Aim 2 will examine the capacity of selected drugs to override disruptions of pexophagy and mitophagy in primary cultures of aldh5a1-/- cells. Our study design will be a 2x2 factorial mixed model for both aims, employing ANOVA with post hoc analyses for statistical analyses. Our rationale for combined cellular and animal studies centers on our prediction that in vitro studies will serve to elucidate GABA-related pathomechanisms, while in vivo studies will outline a more rapid route to clinical intervention. This project will beak new scientific ground on the role of GABA in human biology, accrue preclinical animal data that will pave the way for novel therapeutics in disorders with elevated CNS GABA, and provide new insights on the use of selected antiepileptics whose pharmacological objective is to increase GABA. We are evaluating rational therapies based upon our pilot studies, but these therapies cannot be piloted in humans without additional preclinical data. Our laboratory has already spring-boarded preclinical animal data using taurine and SGS-742 into human clinical trials in SSADH deficiency, underscoring the potential for success in the current project.

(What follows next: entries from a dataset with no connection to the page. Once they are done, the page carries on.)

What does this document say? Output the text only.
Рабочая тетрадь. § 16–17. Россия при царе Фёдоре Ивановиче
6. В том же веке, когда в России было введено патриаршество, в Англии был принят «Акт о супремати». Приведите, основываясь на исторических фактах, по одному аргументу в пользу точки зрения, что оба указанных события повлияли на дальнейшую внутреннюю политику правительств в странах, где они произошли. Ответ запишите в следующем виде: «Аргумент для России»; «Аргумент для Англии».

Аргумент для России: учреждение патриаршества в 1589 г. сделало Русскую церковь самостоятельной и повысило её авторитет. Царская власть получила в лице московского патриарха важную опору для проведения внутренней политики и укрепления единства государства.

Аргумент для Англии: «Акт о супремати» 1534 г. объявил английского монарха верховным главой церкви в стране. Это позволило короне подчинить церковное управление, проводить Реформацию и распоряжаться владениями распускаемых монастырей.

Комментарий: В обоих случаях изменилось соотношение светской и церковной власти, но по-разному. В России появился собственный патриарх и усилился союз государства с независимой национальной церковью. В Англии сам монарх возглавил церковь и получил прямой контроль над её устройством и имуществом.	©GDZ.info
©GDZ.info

We have unmasked in yeast an unexpected role for GABA as an inhibitor of selective autophagy pathways, pexophagy and mitophagy, a process mediated via mTOR activation and associated with oxidative damage. Pilot studies have demonstrated that intervention with the mTOR inhibitor, rapamycin, can significantly mitigate GABA-related pathology, both in yeast and in a murine model of succinic semialdehyde dehydrogenase (SSADH) deficiency. Our project exploits this new role for GABA to develop novel therapeutics for genetic disorders with elevated GABA, as well as providing new insight into the mode(s) of action of antiepileptic medications that elevate GABA, and we predict that our outcomes will significantly advance the knowledge base in both fields.